Rare observations taken on the last grand voyage under sail.
The thirty-two gun corvette La Capricieuse sailed underthe command of Gaston Rocquemaurel (1804-78), who already had a distinguished career in the navy and was second-in-command on Jules Dumont d’Urville’s voyage to the Pacific on the Astrolabe, 1837-40. “Officially, it was a political mission to China, but Rocquemaurel also had some scientific assignments. He explored unknown parts of the Sea of Japan, reconnoitred the coasts of Indochina, and, by following Lapérouse’s route along the coasts of Korea and Kamchatka, he filled in some of the last uncharted areas on 18th-century maps” (Caffarel).
Ernest Mouchez (1821-92) served as lieutenant on board and took responsibility for hydrographic and astronomical observations as they sailed along the coasts of Vietnam, Korea, China and Macao correcting many of the errors they found on the English maps they brought with them. He further elaborates on these observations in the accompanying pamphlet, which concerns the Brunner portable telescope which he used on board.
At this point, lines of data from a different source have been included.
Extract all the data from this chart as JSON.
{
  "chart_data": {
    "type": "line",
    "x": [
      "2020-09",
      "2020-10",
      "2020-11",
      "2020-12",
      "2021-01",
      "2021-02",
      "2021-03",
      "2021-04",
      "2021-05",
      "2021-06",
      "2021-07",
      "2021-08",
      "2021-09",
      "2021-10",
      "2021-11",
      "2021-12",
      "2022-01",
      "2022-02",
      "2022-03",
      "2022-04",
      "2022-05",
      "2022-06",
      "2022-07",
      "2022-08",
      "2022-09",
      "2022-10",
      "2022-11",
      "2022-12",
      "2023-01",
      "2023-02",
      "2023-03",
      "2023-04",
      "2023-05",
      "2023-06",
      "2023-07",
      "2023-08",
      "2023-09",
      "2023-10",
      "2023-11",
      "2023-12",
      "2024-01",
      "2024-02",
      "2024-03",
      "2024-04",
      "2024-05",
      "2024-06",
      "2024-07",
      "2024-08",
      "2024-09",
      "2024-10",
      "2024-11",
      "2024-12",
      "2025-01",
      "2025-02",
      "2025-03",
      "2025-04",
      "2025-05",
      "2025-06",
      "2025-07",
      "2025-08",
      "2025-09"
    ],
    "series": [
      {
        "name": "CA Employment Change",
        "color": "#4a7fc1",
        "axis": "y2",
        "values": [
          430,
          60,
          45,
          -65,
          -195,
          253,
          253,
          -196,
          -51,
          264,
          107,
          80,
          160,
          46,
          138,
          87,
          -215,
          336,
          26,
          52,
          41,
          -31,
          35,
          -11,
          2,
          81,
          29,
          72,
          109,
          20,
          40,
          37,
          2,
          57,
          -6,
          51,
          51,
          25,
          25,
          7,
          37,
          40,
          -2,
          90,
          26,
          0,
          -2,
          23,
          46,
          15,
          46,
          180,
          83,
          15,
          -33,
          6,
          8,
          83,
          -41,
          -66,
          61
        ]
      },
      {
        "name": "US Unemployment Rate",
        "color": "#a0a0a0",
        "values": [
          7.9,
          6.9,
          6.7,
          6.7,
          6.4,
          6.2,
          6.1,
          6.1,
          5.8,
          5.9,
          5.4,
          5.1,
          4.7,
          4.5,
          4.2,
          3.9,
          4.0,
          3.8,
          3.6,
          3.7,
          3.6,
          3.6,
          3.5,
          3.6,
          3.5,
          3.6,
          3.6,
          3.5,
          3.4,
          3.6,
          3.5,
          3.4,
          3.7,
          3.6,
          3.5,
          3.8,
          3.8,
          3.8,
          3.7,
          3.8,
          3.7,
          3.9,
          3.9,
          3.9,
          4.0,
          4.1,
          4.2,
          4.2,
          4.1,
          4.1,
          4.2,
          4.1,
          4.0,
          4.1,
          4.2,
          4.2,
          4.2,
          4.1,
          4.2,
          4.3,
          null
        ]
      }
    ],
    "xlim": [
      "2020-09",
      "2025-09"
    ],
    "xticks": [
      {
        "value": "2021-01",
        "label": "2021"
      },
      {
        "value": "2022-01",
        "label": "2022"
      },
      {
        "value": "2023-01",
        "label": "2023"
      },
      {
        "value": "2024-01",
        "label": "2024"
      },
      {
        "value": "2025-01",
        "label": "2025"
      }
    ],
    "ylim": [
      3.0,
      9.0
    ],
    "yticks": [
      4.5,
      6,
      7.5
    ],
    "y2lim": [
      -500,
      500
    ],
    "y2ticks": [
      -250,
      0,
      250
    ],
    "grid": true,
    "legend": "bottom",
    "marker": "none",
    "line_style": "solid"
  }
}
An official account doesn’t appear to have been published and so these are two of the few contemporary sources on the voyage.
Mouchez also served on voyages to South America and the Indian Ocean, and later became the director of the Paris Observatory.
OCLC locates copies at US Naval Observatory, Observatoire de Paris, BnF, Defesiebibliotheken, and the Kungliga Biblioteket in Sweden.
Not in Hill; not in Howgego, Caffarel, S., “A disillusioned explorer: Gaston de Rocquemaurel or the culture of French naval scholars during the first part of the 19th century” in Terrae Incognitae, Vol 45, no. 2 (October, 2013) pp.113-127; Xie, J., The French in Macao … (Macmillan, 2022) p. 103.